Repeatedly removes structural leaf nodes from a pedigree until no further
trimming is possible or a stopping condition is reached. After each removal
pass, parent ID columns are updated so that references to removed individuals
are set to NA.
Usage
trimPedigree(
ped,
personID = "ID",
momID = "momID",
dadID = "dadID",
include_terminal = TRUE,
include_founder_singletons = TRUE,
max_iter = Inf,
min_size = 0L,
remove_ids = NULL,
keep_var = NULL,
keep_vals = NULL,
verbose = FALSE
)Arguments
- ped
a pedigree dataset. Needs ID, momID, and dadID columns
- personID
character. Name of the column in ped for the person ID variable
- momID
character. Name of the column in ped for the mother ID variable
- dadID
character. Name of the column in ped for the father ID variable
- include_terminal
Logical. If
TRUE(default), flag individuals with no children (outdegree 0) as leaves.- include_founder_singletons
Logical. If
TRUE(default), also flag founders with exactly one child (indegree 0, outdegree 1) as leaves.- max_iter
Integer or
Inf. Maximum number of trimming iterations. Defaults toInf, which trims until no other stopping condition applies.- min_size
Integer. Minimum number of individuals to retain. Trimming stops before any removal that would reduce the pedigree below this size. Defaults to
0L.- remove_ids
Character vector of additional individual IDs to remove before any leaf-based trimming. Defaults to
NULL.- keep_var
Character. Optional column name of a phenotypic variable. Passed to
findLeavesat every iteration so that individuals with protected phenotype values are never removed.- keep_vals
Optional vector of phenotype values that protect an individual from removal. See
findLeavesfor full details.- verbose
Logical. If
TRUE, print counts of each leaf type.
Value
A trimmed pedigree data.frame with the same columns as the
input. Parent ID columns (momID, dadID) are updated to
NA for any references to removed individuals.
Details
The trimming process peels the pedigree from the outside in: first removing the outermost leaves, then re-evaluating the remaining structure so that newly exposed leaves can be removed in subsequent iterations.

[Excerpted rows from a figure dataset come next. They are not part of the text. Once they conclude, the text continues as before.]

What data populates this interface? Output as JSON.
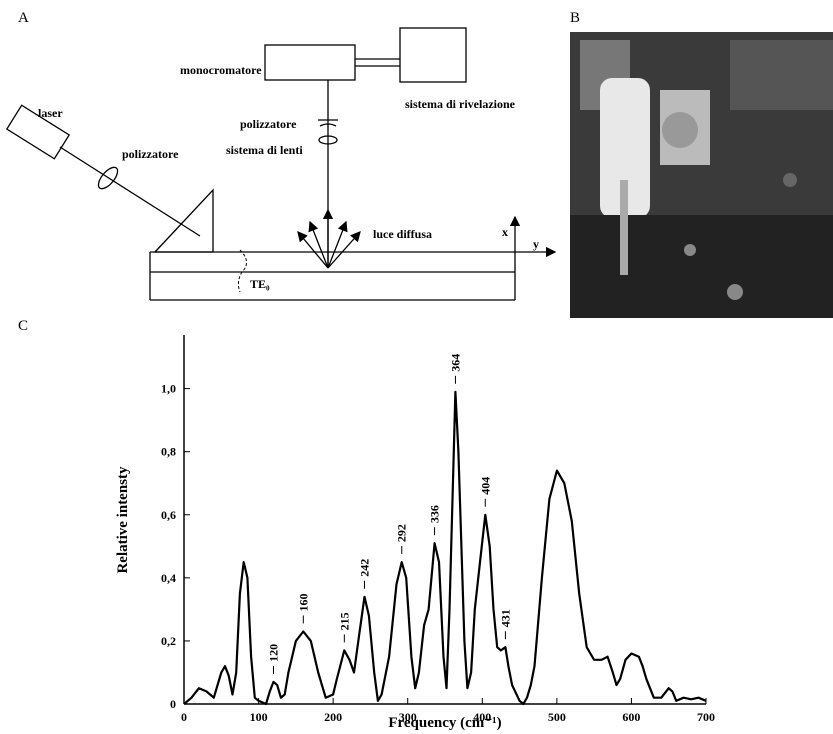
{
  "panels": [
    "A",
    "B",
    "C"
  ],
  "diagram": {
    "laser": "laser",
    "polarizer_1": "polizzatore",
    "monochromator": "monocromatore",
    "detection": "sistema di rivelazione",
    "polarizer_2": "polizzatore",
    "lenses": "sistema di lenti",
    "scattered_light": "luce diffusa",
    "axis_x": "x",
    "axis_y": "y",
    "mode": "TE₀"
  },
  "chart_data": {
    "type": "line",
    "x_label": "Frequency (cm⁻¹)",
    "y_label": "Relative intensty",
    "color": "#000000",
    "x": [
      0,
      10,
      20,
      30,
      40,
      50,
      55,
      60,
      65,
      70,
      75,
      80,
      85,
      90,
      95,
      100,
      110,
      115,
      120,
      125,
      130,
      135,
      140,
      150,
      160,
      170,
      180,
      190,
      200,
      205,
      215,
      222,
      228,
      235,
      242,
      248,
      255,
      260,
      265,
      275,
      285,
      292,
      298,
      305,
      310,
      315,
      322,
      328,
      336,
      342,
      348,
      352,
      356,
      360,
      364,
      368,
      372,
      376,
      380,
      385,
      390,
      397,
      404,
      410,
      415,
      420,
      425,
      431,
      435,
      440,
      450,
      455,
      460,
      465,
      470,
      480,
      490,
      500,
      510,
      520,
      530,
      540,
      550,
      560,
      568,
      575,
      580,
      585,
      592,
      600,
      610,
      615,
      620,
      630,
      640,
      650,
      655,
      660,
      670,
      680,
      690,
      700
    ],
    "values": [
      0,
      0.02,
      0.05,
      0.04,
      0.02,
      0.1,
      0.12,
      0.09,
      0.03,
      0.1,
      0.35,
      0.45,
      0.4,
      0.15,
      0.02,
      0.01,
      0,
      0.04,
      0.07,
      0.06,
      0.02,
      0.03,
      0.1,
      0.2,
      0.23,
      0.2,
      0.1,
      0.02,
      0.03,
      0.08,
      0.17,
      0.14,
      0.1,
      0.22,
      0.34,
      0.28,
      0.1,
      0.01,
      0.03,
      0.15,
      0.38,
      0.45,
      0.4,
      0.15,
      0.05,
      0.1,
      0.25,
      0.3,
      0.51,
      0.45,
      0.15,
      0.05,
      0.3,
      0.65,
      0.99,
      0.8,
      0.5,
      0.2,
      0.05,
      0.1,
      0.3,
      0.45,
      0.6,
      0.5,
      0.3,
      0.18,
      0.17,
      0.18,
      0.12,
      0.06,
      0.01,
      0,
      0.02,
      0.06,
      0.12,
      0.4,
      0.65,
      0.74,
      0.7,
      0.58,
      0.35,
      0.18,
      0.14,
      0.14,
      0.15,
      0.1,
      0.06,
      0.08,
      0.14,
      0.16,
      0.15,
      0.12,
      0.08,
      0.02,
      0.02,
      0.05,
      0.04,
      0.01,
      0.02,
      0.015,
      0.02,
      0.01
    ],
    "annotations": [
      120,
      160,
      215,
      242,
      292,
      336,
      364,
      404,
      431
    ],
    "xlim": [
      0,
      700
    ],
    "ylim": [
      0,
      1.17
    ],
    "xticks": [
      0,
      100,
      200,
      300,
      400,
      500,
      600,
      700
    ],
    "yticks": [
      0,
      {
        "value": 0.2,
        "label": "0,2"
      },
      {
        "value": 0.4,
        "label": "0,4"
      },
      {
        "value": 0.6,
        "label": "0,6"
      },
      {
        "value": 0.8,
        "label": "0,8"
      },
      {
        "value": 1,
        "label": "1,0"
      }
    ]
  }
}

Iteration stops when any of the following conditions is met:
No leaf nodes remain.
The number of iterations reaches
max_iter.Removing the next batch of leaves would reduce the pedigree below
min_sizerows.
See also
findLeaves to preview which individuals would be removed.
Examples
if (FALSE) { # \dontrun{
ped <- data.frame(
ID = 1:6,
dadID = c(NA, NA, 1, 1, 3, NA),
momID = c(NA, NA, 2, 2, 4, NA)
)
trimPedigree(ped, verbose = TRUE)
trimPedigree(ped, min_size = 2, verbose = TRUE)
} # }